DH and I have traveled and lived all over the world (not while married but before we met- our trips to the UK and a few other places are it for us traveling now). Our children have NOT had the opportunities we had for seeing the world and yet, being honest, I really don't feel ANY desire to travel anymore.....when did THAT happen?!

 

Just wondering what others thought. : )


@SahmIam  It seems like you mentioned 2 separate situations...traveling and moving to another location. 

 

I’ll keep traveling until physically I am no longer able. It’s wonderful to experience other cultures in different countries & there are great places in our country to visit.

 

Moving: We will be selling our home and downsizing. I’d prefer to wait and make one move to a retirement community when I’m closer to 80. DH is still working, but cutting back, not taking new clients, but still goes in every day. We live a mile from the office and he’s 4 yrs. older, 74. So 6 more yrs. until 80 for him. I feel at 76, I’d be too young for that type of community, a much smaller apartment/condo, having to give up my studio and huge kitchen where I still prepare nightly dinners and enjoy baking. 

 

Yes, if hubby was retired now while still young, I’d move to another location. Not a beach person ( the sun & I are not friends), but Asheville, NC is gorgeous and still near the granddaughters who are still so young. If they were college aged, I’d live my dream, move to Paris and paint along the Sienne.

Respected Contributor
Posts: 2,941
Registered: ‎03-30-2010

Re: Do you think there's an age or time in life when it's too late to start over somewhere?

Yes, I do believe there's an age when it's simply too difficult to uproot life, leave old friends, and start a new life elsewhere.  That age varies depending on the person.  

 

We moved to be nearer to our children 13 years ago and we're finding it difficult to make new friends.  My husband and I were still working.   We really didn't move a great distance and I was able to maintain a relationship with a very good friend.  Fortunately, a couple moved next door who are a perfect match for us and we've enjoyed a wonderful relationship with them for 12 years.  Now, they are moving back to their home state and my long term friend moved away last year.  So, I am facing being friendless for the first time in my life.  

 

I've done all the volunteering possible and don't want to do more.   

 

So, I wouldn't recommend moving to anyone nearing retirement age unless it's an absolute necessity. 

Honored Contributor
Posts: 9,131
Registered: ‎06-14-2010

Re: Do you think there's an age or time in life when it's too late to start over somewhere?
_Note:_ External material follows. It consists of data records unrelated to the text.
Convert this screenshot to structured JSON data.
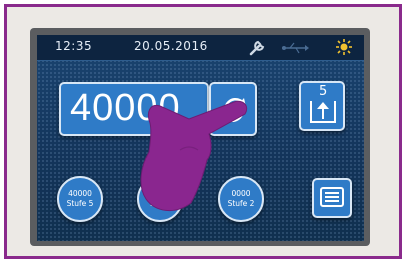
{
  "status_bar": {
    "time": "12:35",
    "date": "20.05.2016",
    "icons": [
      "wrench-icon",
      "usb-icon",
      "sun-icon"
    ]
  },
  "main": {
    "value_display": "40000",
    "rotate_button_icon": "rotate-arrows-icon",
    "level_button_icon": "level-up-icon",
    "level_button_number": "5",
    "menu_button_icon": "list-icon"
  },
  "presets": [
    {
      "value": "40000",
      "label": "Stufe 5"
    },
    {
      "value": "3",
      "label": "Stufe"
    },
    {
      "value": "0000",
      "label": "Stufe 2"
    }
  ],
  "colors": {
    "frame_border": "#8a2a8c",
    "button_blue": "#2f7bc7",
    "screen_bg": "#163a63",
    "hand": "#8a268f"
  }
}
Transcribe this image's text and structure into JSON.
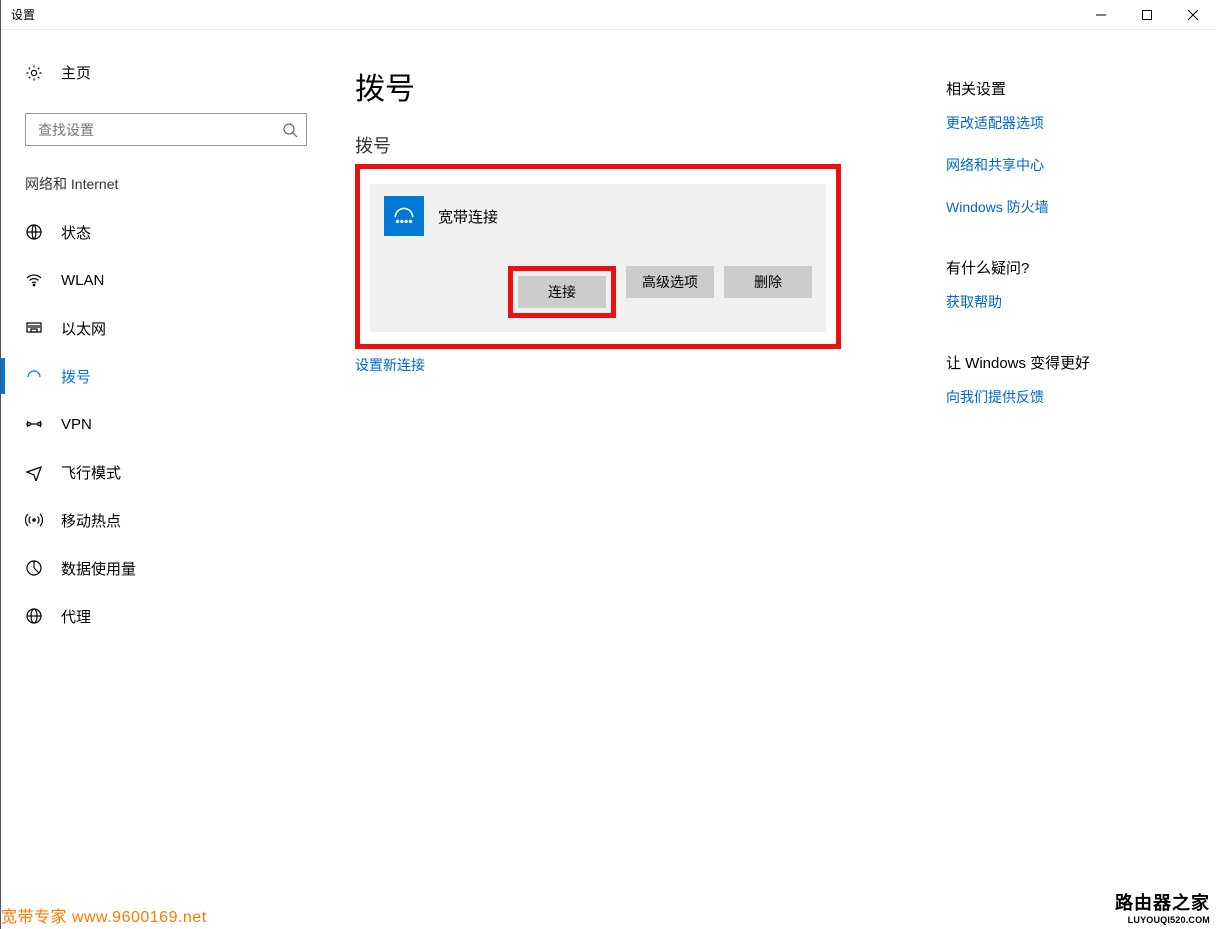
{
  "window": {
    "title": "设置"
  },
  "sidebar": {
    "home_label": "主页",
    "search_placeholder": "查找设置",
    "group_title": "网络和 Internet",
    "items": [
      {
        "label": "状态",
        "icon": "network-icon"
      },
      {
        "label": "WLAN",
        "icon": "wifi-icon"
      },
      {
        "label": "以太网",
        "icon": "ethernet-icon"
      },
      {
        "label": "拨号",
        "icon": "dialup-icon",
        "active": true
      },
      {
        "label": "VPN",
        "icon": "vpn-icon"
      },
      {
        "label": "飞行模式",
        "icon": "airplane-icon"
      },
      {
        "label": "移动热点",
        "icon": "hotspot-icon"
      },
      {
        "label": "数据使用量",
        "icon": "data-icon"
      },
      {
        "label": "代理",
        "icon": "proxy-icon"
      }
    ]
  },
  "main": {
    "page_title": "拨号",
    "section_title": "拨号",
    "connection": {
      "name": "宽带连接",
      "btn_connect": "连接",
      "btn_advanced": "高级选项",
      "btn_delete": "删除"
    },
    "setup_link": "设置新连接"
  },
  "right": {
    "related_heading": "相关设置",
    "related_links": [
      "更改适配器选项",
      "网络和共享中心",
      "Windows 防火墙"
    ],
    "question_heading": "有什么疑问?",
    "question_link": "获取帮助",
    "improve_heading": "让 Windows 变得更好",
    "improve_link": "向我们提供反馈"
  },
  "watermarks": {
    "left": "宽带专家 www.9600169.net",
    "right_big": "路由器之家",
    "right_small": "LUYOUQI520.COM"
  }
}
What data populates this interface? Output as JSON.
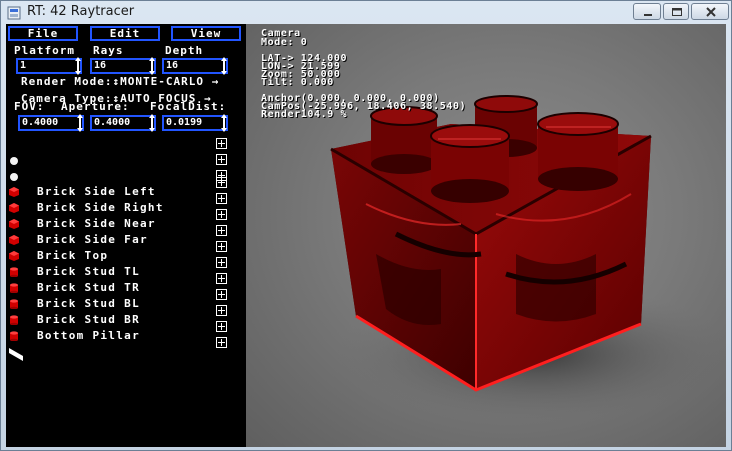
{
  "window": {
    "title": "RT: 42 Raytracer"
  },
  "menu": {
    "file": "File",
    "edit": "Edit",
    "view": "View"
  },
  "params": {
    "platform_label": "Platform",
    "rays_label": "Rays",
    "depth_label": "Depth",
    "platform_value": "1",
    "rays_value": "16",
    "depth_value": "16",
    "render_mode": "Render Mode:↕MONTE-CARLO →",
    "camera_type": "Camera Type:↕AUTO FOCUS →",
    "fov_label": "FOV:",
    "aperture_label": "Aperture:",
    "focal_label": "FocalDist:",
    "fov_value": "0.4000",
    "aperture_value": "0.4000",
    "focal_value": "0.0199"
  },
  "objects": [
    {
      "label": "",
      "icon": "white-sphere-icon"
    },
    {
      "label": "",
      "icon": "white-sphere-icon"
    },
    {
      "label": "Brick Side Left",
      "icon": "red-cube-icon"
    },
    {
      "label": "Brick Side Right",
      "icon": "red-cube-icon"
    },
    {
      "label": "Brick Side Near",
      "icon": "red-cube-icon"
    },
    {
      "label": "Brick Side Far",
      "icon": "red-cube-icon"
    },
    {
      "label": "Brick Top",
      "icon": "red-cube-icon"
    },
    {
      "label": "Brick Stud TL",
      "icon": "red-cylinder-icon"
    },
    {
      "label": "Brick Stud TR",
      "icon": "red-cylinder-icon"
    },
    {
      "label": "Brick Stud BL",
      "icon": "red-cylinder-icon"
    },
    {
      "label": "Brick Stud BR",
      "icon": "red-cylinder-icon"
    },
    {
      "label": "Bottom Pillar",
      "icon": "red-cylinder-icon"
    },
    {
      "label": "",
      "icon": "white-plane-icon"
    }
  ],
  "hud": {
    "line1": "Camera",
    "line2": "Mode: 0",
    "lat": "LAT-> 124.000",
    "lon": "LON-> 21.599",
    "zoom": "Zoom: 50.000",
    "tilt": "Tilt: 0.000",
    "anchor": "Anchor(0.000, 0.000, 0.000)",
    "campos": "CamPos(-25.996, 18.406, 38.540)",
    "render": "Render104.9 %"
  },
  "colors": {
    "accent": "#2255ff",
    "brick": "#a00000"
  }
}
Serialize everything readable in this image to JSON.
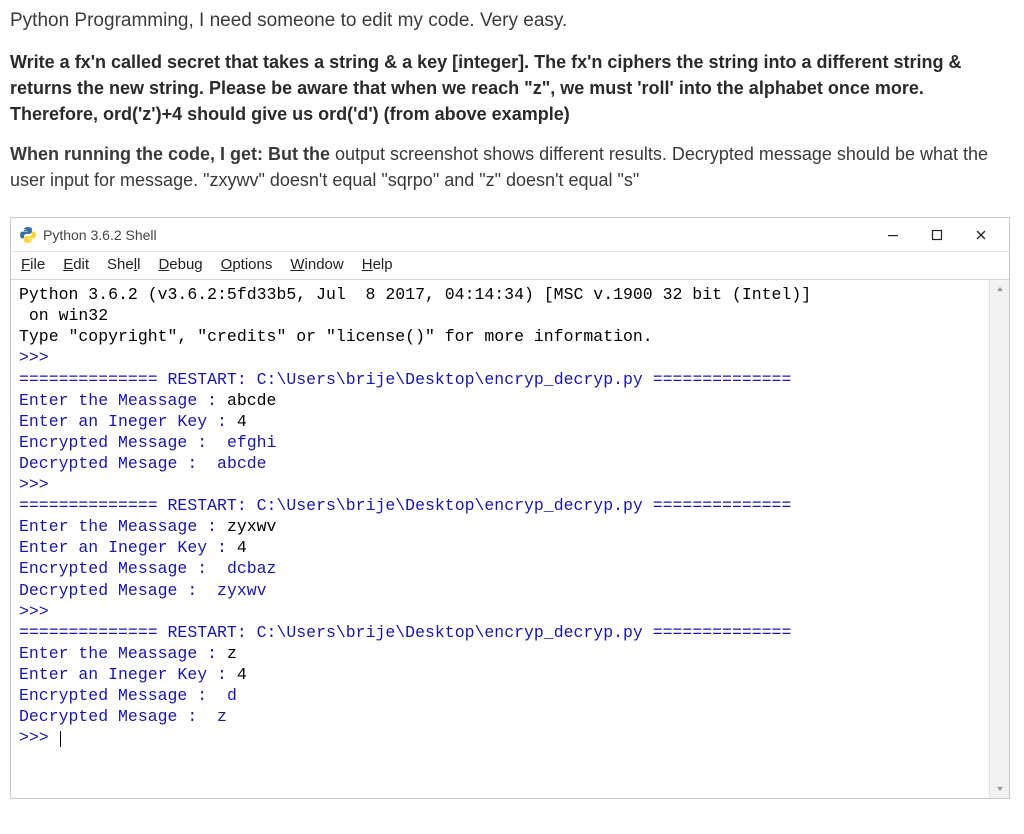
{
  "question": {
    "title": "Python Programming, I need someone to edit my code. Very easy.",
    "bold_para": "Write a fx'n called secret that takes a string & a key [integer]. The fx'n ciphers the string into a different string & returns the new string. Please be aware that when we reach \"z\", we must 'roll' into the alphabet once more. Therefore, ord('z')+4 should give us ord('d') (from above example)",
    "mixed_bold": "When running the code, I get: But the ",
    "mixed_rest": "output screenshot shows different results. Decrypted message should be what the user input for message. \"zxywv\" doesn't equal \"sqrpo\" and \"z\" doesn't equal \"s\""
  },
  "window": {
    "title": "Python 3.6.2 Shell",
    "menus": {
      "file": "File",
      "edit": "Edit",
      "shell": "Shell",
      "debug": "Debug",
      "options": "Options",
      "window": "Window",
      "help": "Help"
    }
  },
  "console": {
    "banner1": "Python 3.6.2 (v3.6.2:5fd33b5, Jul  8 2017, 04:14:34) [MSC v.1900 32 bit (Intel)]",
    "banner2": " on win32",
    "banner3": "Type \"copyright\", \"credits\" or \"license()\" for more information.",
    "prompt": ">>>",
    "restart_label": " RESTART: ",
    "restart_path": "C:\\Users\\brije\\Desktop\\encryp_decryp.py",
    "restart_bar_left": "==============",
    "restart_bar_right": " ==============",
    "runs": [
      {
        "msg_prompt": "Enter the Meassage : ",
        "msg_val": "abcde",
        "key_prompt": "Enter an Ineger Key : ",
        "key_val": "4",
        "enc_label": "Encrypted Message :  ",
        "enc_val": "efghi",
        "dec_label": "Decrypted Mesage :  ",
        "dec_val": "abcde"
      },
      {
        "msg_prompt": "Enter the Meassage : ",
        "msg_val": "zyxwv",
        "key_prompt": "Enter an Ineger Key : ",
        "key_val": "4",
        "enc_label": "Encrypted Message :  ",
        "enc_val": "dcbaz",
        "dec_label": "Decrypted Mesage :  ",
        "dec_val": "zyxwv"
      },
      {
        "msg_prompt": "Enter the Meassage : ",
        "msg_val": "z",
        "key_prompt": "Enter an Ineger Key : ",
        "key_val": "4",
        "enc_label": "Encrypted Message :  ",
        "enc_val": "d",
        "dec_label": "Decrypted Mesage :  ",
        "dec_val": "z"
      }
    ]
  }
}
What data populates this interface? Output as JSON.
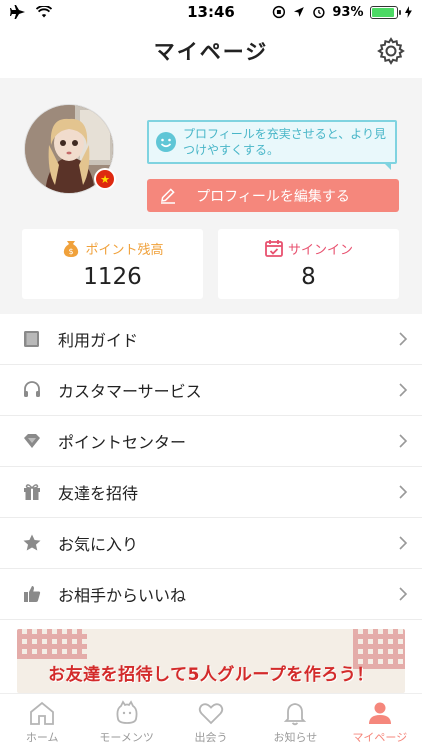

It is a very personal decision based on many factors.  The bottom line is you do what makes you happy and comfortable.

 

I live in the same place and am retired.  I came from the city which I loved and now am in a town not far from that city.  With the  exception of my sister, niece and great nieces, my family and friends are all here.  At my age I do not feel change would be good for me.

 

My sister, also retired, moved out of state to be with her grandchildren.  She isn't happy and hopes to return to this place she left.  There are many valid reasons for her feeling the way she does which she expresses to me often.  She was in her late fifties when she moved and not prepared for the change plus she is a fish out of water.

 

It is a big choice to leave what you are familiar with but whether you leave or not it should be your decision and done for the right reasons.   

Honored Contributor
Posts: 20,253
Registered: ‎10-04-2010

Re: Do you think there's an age or time in life when it's too late to start over somewhere?

Since it's anyones guess how different people would respond to this change, for me, we're kind of looking towards the caboose on this train trip.  We are happy where we are.  We like where we are at.  It's by all we need and want.  I guess a cottage would be an extra type thing we could enjoy for a couple of days.  But like I said, on another post, for comfort we take home with us if we go somewhere.